London, 1943. The Allied invasion of Sicily is weeks away — and Hitler knows it. To save thousands of lives, two British intelligence officers devise one of the most audacious deceptions in the history of warfare.
Ewen Montagu (Colin Firth) of Naval Intelligence and Flight Lieutenant Charles Cholmondeley (Matthew Macfadyen) of MI5 procure the body of a recently deceased Welsh vagrant, dress him as a Royal Marines officer with the rank of Major William Martin, equip him with carefully fabricated letters indicating the Allied invasion will target Greece and Sardinia rather than Sicily, and arrange for the body to wash ashore near the Spanish port of Huelva, where German intelligence agents are known to be active.
The deception worked. Hitler redirected armoured divisions to Greece.

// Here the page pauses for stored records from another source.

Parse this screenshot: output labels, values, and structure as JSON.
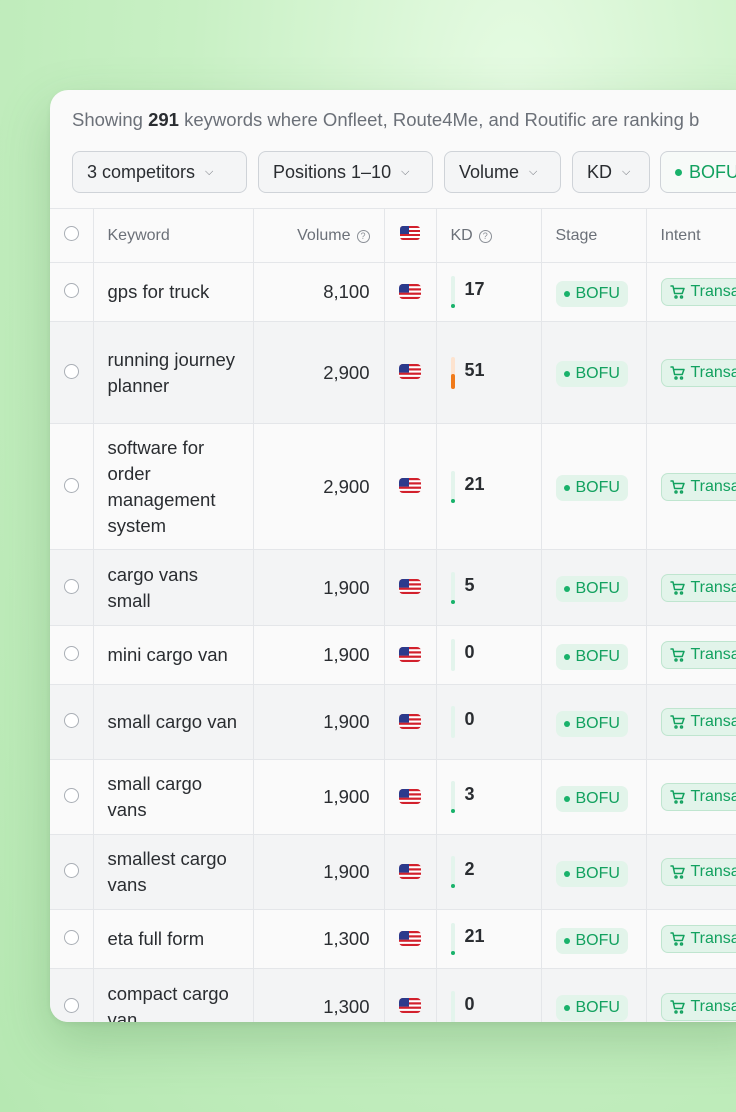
{
  "summary": {
    "prefix": "Showing",
    "count": "291",
    "suffix": "keywords where Onfleet, Route4Me, and Routific are ranking b"
  },
  "filters": [
    {
      "label": "3 competitors"
    },
    {
      "label": "Positions 1–10"
    },
    {
      "label": "Volume"
    },
    {
      "label": "KD"
    },
    {
      "label": "BOFU"
    }
  ],
  "columns": {
    "keyword": "Keyword",
    "volume": "Volume",
    "kd": "KD",
    "stage": "Stage",
    "intent": "Intent"
  },
  "help_icon_glyph": "?",
  "colors": {
    "accent_green": "#19b26b",
    "kd_orange": "#f07a1a",
    "kd_track_light": "#e3f4ec"
  },
  "rows": [
    {
      "keyword": "gps for truck",
      "volume": "8,100",
      "kd": "17",
      "kd_level": 0.17,
      "stage": "BOFU",
      "intent": "Transa"
    },
    {
      "keyword": "running journey planner",
      "volume": "2,900",
      "kd": "51",
      "kd_level": 0.51,
      "stage": "BOFU",
      "intent": "Transa"
    },
    {
      "keyword": "software for order management system",
      "volume": "2,900",
      "kd": "21",
      "kd_level": 0.21,
      "stage": "BOFU",
      "intent": "Transa"
    },
    {
      "keyword": "cargo vans small",
      "volume": "1,900",
      "kd": "5",
      "kd_level": 0.05,
      "stage": "BOFU",
      "intent": "Transa"
    },
    {
      "keyword": "mini cargo van",
      "volume": "1,900",
      "kd": "0",
      "kd_level": 0,
      "stage": "BOFU",
      "intent": "Transa"
    },
    {
      "keyword": "small cargo van",
      "volume": "1,900",
      "kd": "0",
      "kd_level": 0,
      "stage": "BOFU",
      "intent": "Transa"
    },
    {
      "keyword": "small cargo vans",
      "volume": "1,900",
      "kd": "3",
      "kd_level": 0.03,
      "stage": "BOFU",
      "intent": "Transa"
    },
    {
      "keyword": "smallest cargo vans",
      "volume": "1,900",
      "kd": "2",
      "kd_level": 0.02,
      "stage": "BOFU",
      "intent": "Transa"
    },
    {
      "keyword": "eta full form",
      "volume": "1,300",
      "kd": "21",
      "kd_level": 0.21,
      "stage": "BOFU",
      "intent": "Transa"
    },
    {
      "keyword": "compact cargo van",
      "volume": "1,300",
      "kd": "0",
      "kd_level": 0,
      "stage": "BOFU",
      "intent": "Transa"
    }
  ]
}
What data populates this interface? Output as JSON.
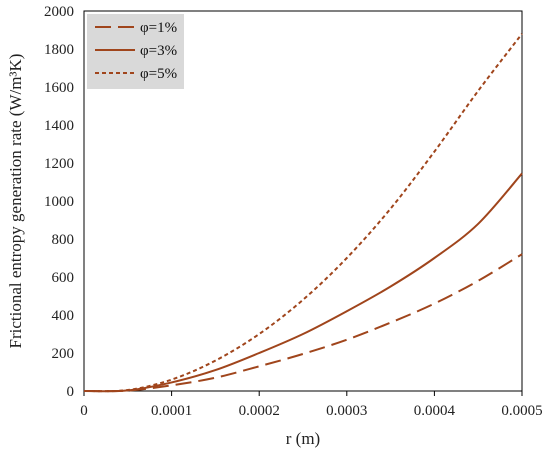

The Allied landings in Sicily in July 1943 succeeded beyond expectation.
Based on Ben Macintyre’s 2010 bestselling account, the film adds a romantic subplot in which both Montagu and Cholmondeley develop feelings for a female intelligence officer (Kelly Macdonald), bringing personal stakes to the story’s institutional courage. Johnny Flynn plays a young Ian Fleming — later the creator of James Bond — who worked in Naval Intelligence during the war.